Perhaps we have forgotten such modesty because we have ignored the study of history that alone offers us guidance from our forbearers. It now competes as an orphan discipline with social science, -ologies and -isms that entice us into thinking that the more money and education of the present can at last perfect the human condition and thus consign our flawed past to irrelevance.

The result is that while sensitive young Americans seem to know what correct words and ideas they must embrace, they derive neither direction nor solace from past events. After all, very few could identify Vicksburg or Verdun, much less have any idea where or what Iwo Jima was.
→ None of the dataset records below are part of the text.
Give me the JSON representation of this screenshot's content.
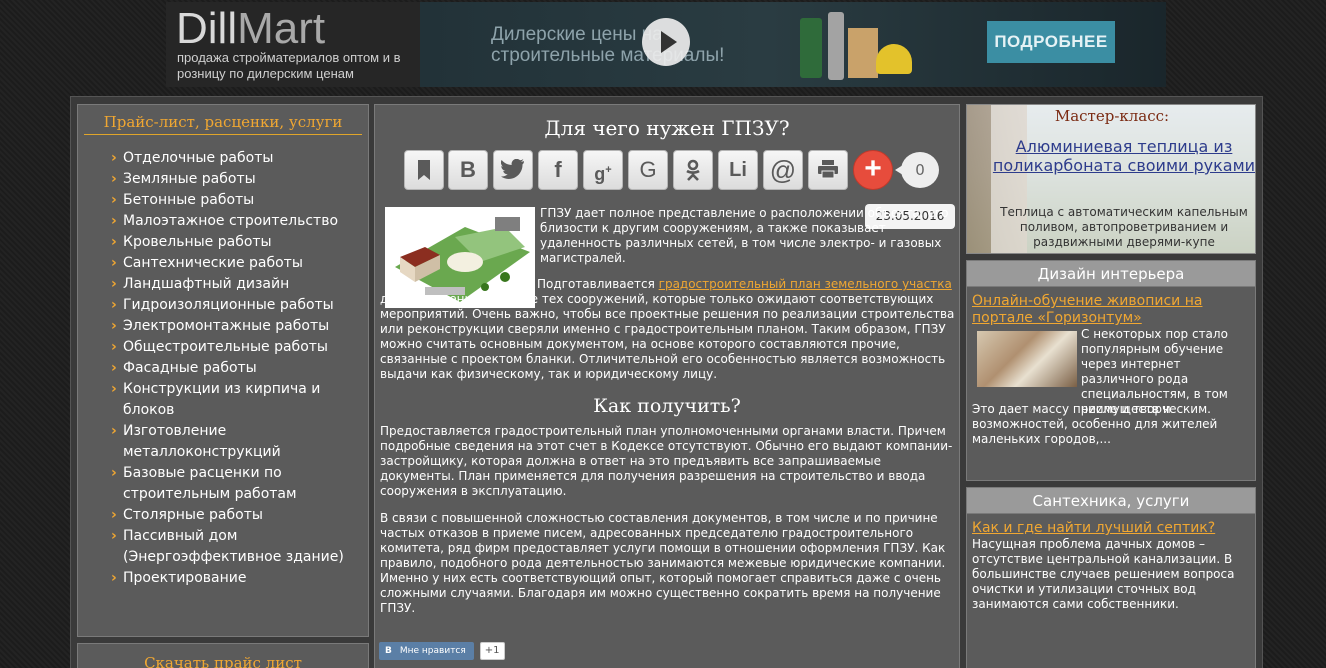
{
  "banner": {
    "logo_main": "Dill",
    "logo_accent": "Mart",
    "tagline": "продажа стройматериалов оптом и в розницу по дилерским ценам",
    "promo": "Дилерские цены на строительные материалы!",
    "button": "ПОДРОБНЕЕ"
  },
  "left": {
    "heading": "Прайс-лист, расценки, услуги",
    "items": [
      "Отделочные работы",
      "Земляные работы",
      "Бетонные работы",
      "Малоэтажное строительство",
      "Кровельные работы",
      "Сантехнические работы",
      "Ландшафтный дизайн",
      "Гидроизоляционные работы",
      "Электромонтажные работы",
      "Общестроительные работы",
      "Фасадные работы",
      "Конструкции из кирпича и блоков",
      "Изготовление металлоконструкций",
      "Базовые расценки по строительным работам",
      "Столярные работы",
      "Пассивный дом (Энергоэффективное здание)",
      "Проектирование"
    ],
    "download": "Скачать прайс лист"
  },
  "article": {
    "title": "Для чего нужен ГПЗУ?",
    "share_count": "0",
    "share_icons": [
      "bookmark-icon",
      "vk-icon",
      "twitter-icon",
      "facebook-icon",
      "googleplus-icon",
      "google-icon",
      "odnoklassniki-icon",
      "linkedin-icon",
      "mail-icon",
      "print-icon",
      "plus-icon"
    ],
    "date": "23.05.2016",
    "p1": "ГПЗУ дает полное представление о расположении объекта, его близости к другим сооружениям, а также показывает удаленность различных сетей, в том числе электро- и газовых магистралей.",
    "p2_before": "Подготавливается",
    "p2_link": "градостроительный план земельного участка",
    "p2_after": "для застроенных или же тех сооружений, которые только ожидают соответствующих мероприятий. Очень важно, чтобы все проектные решения по реализации строительства или реконструкции сверяли именно с градостроительным планом. Таким образом, ГПЗУ можно считать основным документом, на основе которого составляются прочие, связанные с проектом бланки. Отличительной его особенностью является возможность выдачи как физическому, так и юридическому лицу.",
    "subtitle": "Как получить?",
    "p3": "Предоставляется градостроительный план уполномоченными органами власти. Причем подробные сведения на этот счет в Кодексе отсутствуют. Обычно его выдают компании-застройщику, которая должна в ответ на это предъявить все запрашиваемые документы. План применяется для получения разрешения на строительство и ввода сооружения в эксплуатацию.",
    "p4": "В связи с повышенной сложностью составления документов, в том числе и по причине частых отказов в приеме писем, адресованных председателю градостроительного комитета, ряд фирм предоставляет услуги помощи в отношении оформления ГПЗУ. Как правило, подобного рода деятельностью занимаются межевые юридические компании. Именно у них есть соответствующий опыт, который помогает справиться даже с очень сложными случаями. Благодаря им можно существенно сократить время на получение ГПЗУ.",
    "vk_label": "Мне нравится",
    "vk_count": "+1"
  },
  "right": {
    "master": {
      "label": "Мастер-класс:",
      "title": "Алюминиевая теплица из поликарбоната своими руками",
      "desc": "Теплица с автоматическим капельным поливом, автопроветриванием и раздвижными дверями-купе"
    },
    "design": {
      "heading": "Дизайн интерьера",
      "link": "Онлайн-обучение живописи на портале «Горизонтум»",
      "text_side": "С некоторых пор стало популярным обучение через интернет различного рода специальностям, в том числе и творческим.",
      "text_bottom": "Это дает массу преимуществ и возможностей, особенно для жителей маленьких городов,..."
    },
    "plumb": {
      "heading": "Сантехника, услуги",
      "link": "Как и где найти лучший септик?",
      "text": "Насущная проблема дачных домов – отсутствие центральной канализации. В большинстве случаев решением вопроса очистки и утилизации сточных вод занимаются сами собственники."
    }
  },
  "colors": {
    "accent": "#f0a732",
    "panel": "#5b5b5b",
    "share_plus": "#e74c3c",
    "vk": "#5b7fa6"
  }
}
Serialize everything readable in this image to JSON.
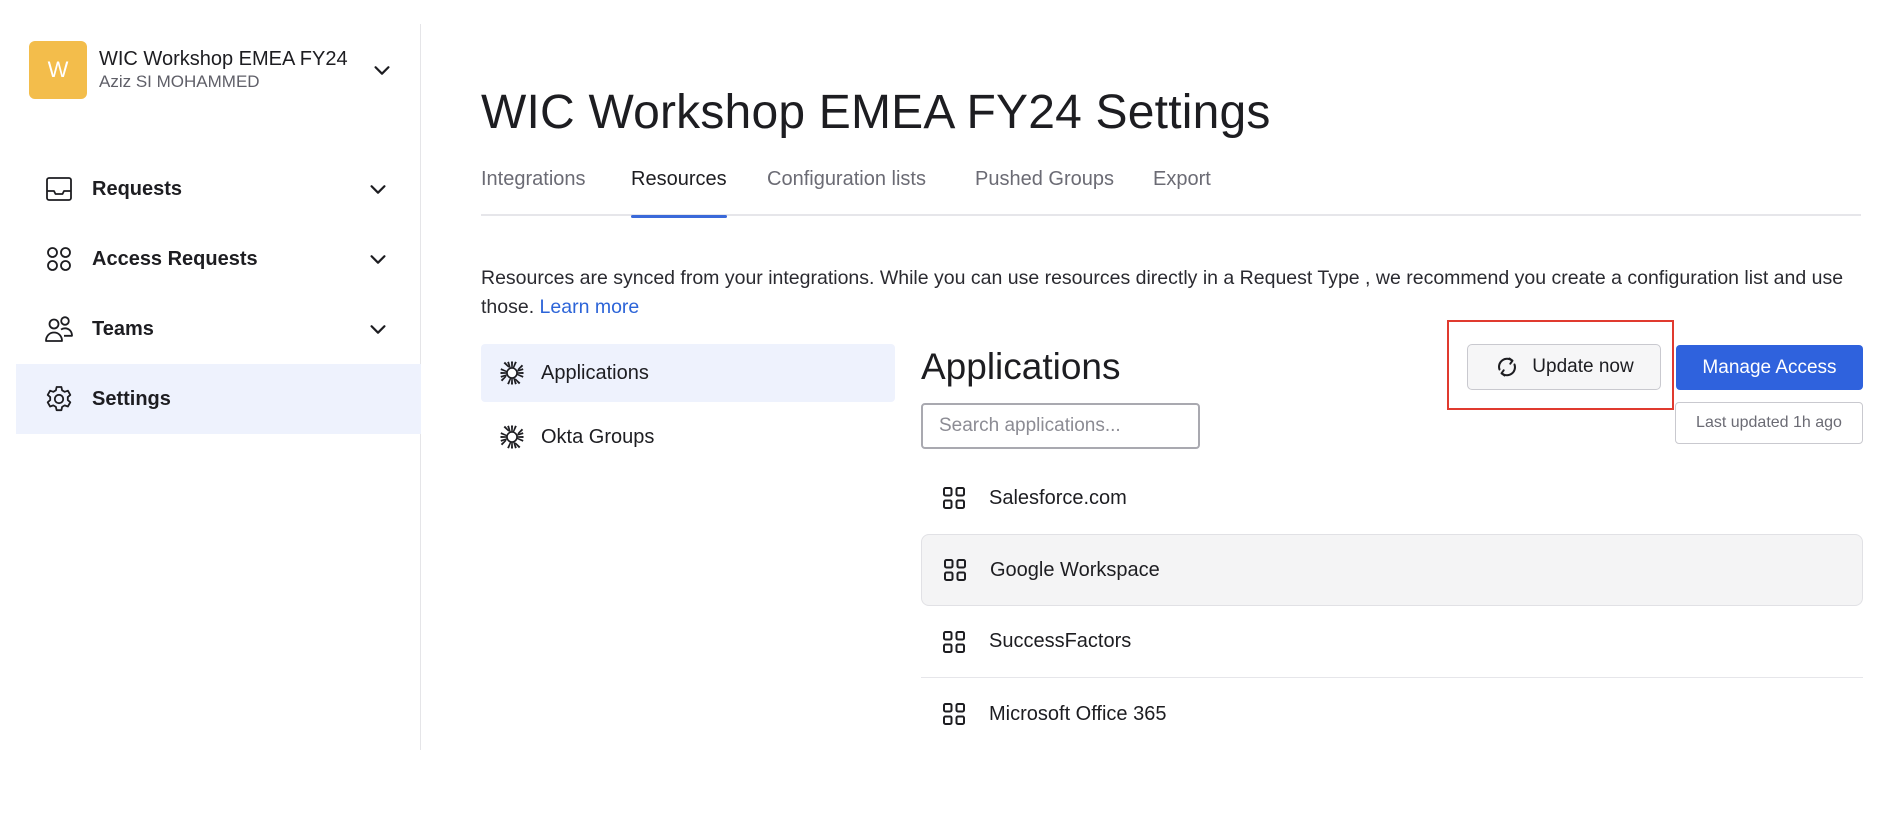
{
  "org": {
    "avatar_letter": "W",
    "name": "WIC Workshop EMEA FY24",
    "user": "Aziz SI MOHAMMED",
    "avatar_color": "#f3bd4b"
  },
  "sidebar": {
    "items": [
      {
        "label": "Requests",
        "icon": "inbox-icon"
      },
      {
        "label": "Access Requests",
        "icon": "grid-circles-icon"
      },
      {
        "label": "Teams",
        "icon": "people-icon"
      },
      {
        "label": "Settings",
        "icon": "gear-icon"
      }
    ]
  },
  "page": {
    "title": "WIC Workshop EMEA FY24 Settings"
  },
  "tabs": [
    {
      "label": "Integrations"
    },
    {
      "label": "Resources"
    },
    {
      "label": "Configuration lists"
    },
    {
      "label": "Pushed Groups"
    },
    {
      "label": "Export"
    }
  ],
  "description": {
    "text": "Resources are synced from your integrations. While you can use resources directly in a Request Type , we recommend you create a configuration list and use those.",
    "link": "Learn more"
  },
  "resources": [
    {
      "label": "Applications",
      "icon": "okta-sun-icon"
    },
    {
      "label": "Okta Groups",
      "icon": "okta-sun-icon"
    }
  ],
  "apps_panel": {
    "title": "Applications",
    "search_placeholder": "Search applications...",
    "update_label": "Update now",
    "manage_label": "Manage Access",
    "last_updated": "Last updated 1h ago",
    "accent": "#2f62dd",
    "highlight_color": "#e03a2f",
    "apps": [
      {
        "label": "Salesforce.com"
      },
      {
        "label": "Google Workspace"
      },
      {
        "label": "SuccessFactors"
      },
      {
        "label": "Microsoft Office 365"
      }
    ]
  }
}
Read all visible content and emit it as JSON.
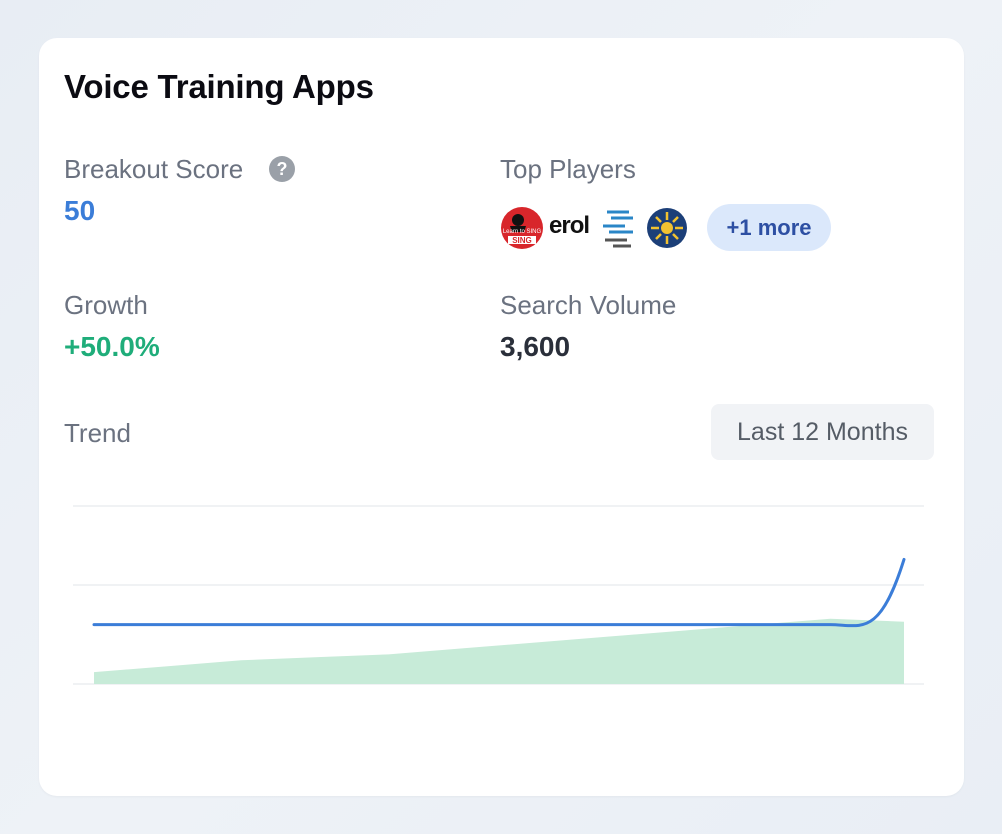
{
  "card": {
    "title": "Voice Training Apps",
    "breakout_score": {
      "label": "Breakout Score",
      "value": "50",
      "help_glyph": "?"
    },
    "top_players": {
      "label": "Top Players",
      "logos": [
        {
          "icon": "learn-to-sing-logo",
          "text": "Learn to SING"
        },
        {
          "icon": "erol-logo",
          "text": "erol"
        },
        {
          "icon": "stacked-s-logo"
        },
        {
          "icon": "sunburst-logo"
        }
      ],
      "more_label": "+1 more"
    },
    "growth": {
      "label": "Growth",
      "value": "+50.0%"
    },
    "search_volume": {
      "label": "Search Volume",
      "value": "3,600"
    },
    "trend": {
      "label": "Trend",
      "range_label": "Last 12 Months"
    }
  },
  "colors": {
    "accent_blue": "#3b7dd8",
    "growth_green": "#1fad7a",
    "area_green": "#c7ebd8",
    "label_gray": "#6b7280"
  },
  "chart_data": {
    "type": "line",
    "title": "",
    "xlabel": "",
    "ylabel": "",
    "x": [
      1,
      2,
      3,
      4,
      5,
      6,
      7,
      8,
      9,
      10,
      11,
      12
    ],
    "ylim": [
      0,
      3
    ],
    "grid": true,
    "series": [
      {
        "values": [
          1,
          1,
          1,
          1,
          1,
          1,
          1,
          1,
          1,
          1,
          1,
          2.1
        ],
        "color": "#3b7dd8"
      },
      {
        "type": "area",
        "values": [
          0.2,
          0.3,
          0.4,
          0.45,
          0.5,
          0.6,
          0.7,
          0.8,
          0.9,
          1.0,
          1.1,
          1.05
        ],
        "color": "#c7ebd8"
      }
    ]
  }
}
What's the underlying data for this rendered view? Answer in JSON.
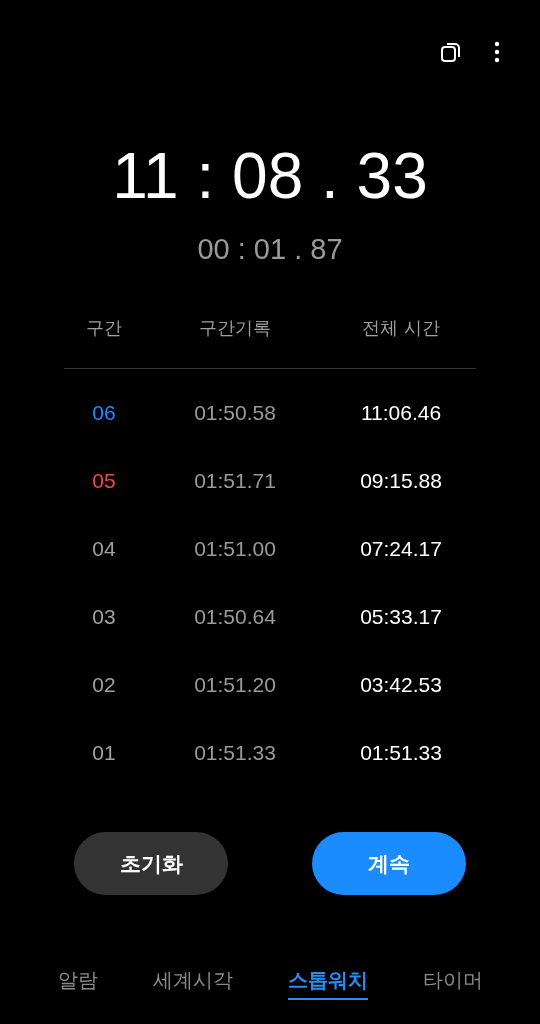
{
  "toolbar": {
    "actions": [
      {
        "kind": "copy"
      },
      {
        "kind": "more"
      }
    ]
  },
  "stopwatch": {
    "total": "11 : 08 . 33",
    "lap": "00 : 01 . 87"
  },
  "laps": {
    "columns": [
      "구간",
      "구간기록",
      "전체 시간"
    ],
    "rows": [
      {
        "number": "06",
        "color": "#1a8cff",
        "lap_time": "01:50.58",
        "total_time": "11:06.46"
      },
      {
        "number": "05",
        "color": "#f0483e",
        "lap_time": "01:51.71",
        "total_time": "09:15.88"
      },
      {
        "number": "04",
        "color": "#a0a0a0",
        "lap_time": "01:51.00",
        "total_time": "07:24.17"
      },
      {
        "number": "03",
        "color": "#a0a0a0",
        "lap_time": "01:50.64",
        "total_time": "05:33.17"
      },
      {
        "number": "02",
        "color": "#a0a0a0",
        "lap_time": "01:51.20",
        "total_time": "03:42.53"
      },
      {
        "number": "01",
        "color": "#a0a0a0",
        "lap_time": "01:51.33",
        "total_time": "01:51.33"
      }
    ]
  },
  "buttons": [
    {
      "label": "초기화",
      "kind": "secondary"
    },
    {
      "label": "계속",
      "kind": "primary"
    }
  ],
  "tabs": [
    {
      "label": "알람",
      "selected": false
    },
    {
      "label": "세계시각",
      "selected": false
    },
    {
      "label": "스톱워치",
      "selected": true
    },
    {
      "label": "타이머",
      "selected": false
    }
  ]
}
In such a lonely prison of the present what are historically ignorant Americans to make of a Fallujah or an Iranian madman’s threat of annihilation other than such things can’t or shouldn’t or must not happen to us?

So, of this present war, I think our war-torn forefathers would say to us that both messy Afghanistan and Iraq are better places without their dictators even if they never will resemble Carmel or Austin.

They would add that it is not unusual to be confronted with new crises even after such apparently easy victories. And they would shrug that however scary Mahmoud Ahmadinejad’s Iran now appears, it poses nothing new or insurmountable to a confident and strong United States that has dealt with far more serious enemies in the past with its accustomed wisdom and resolve.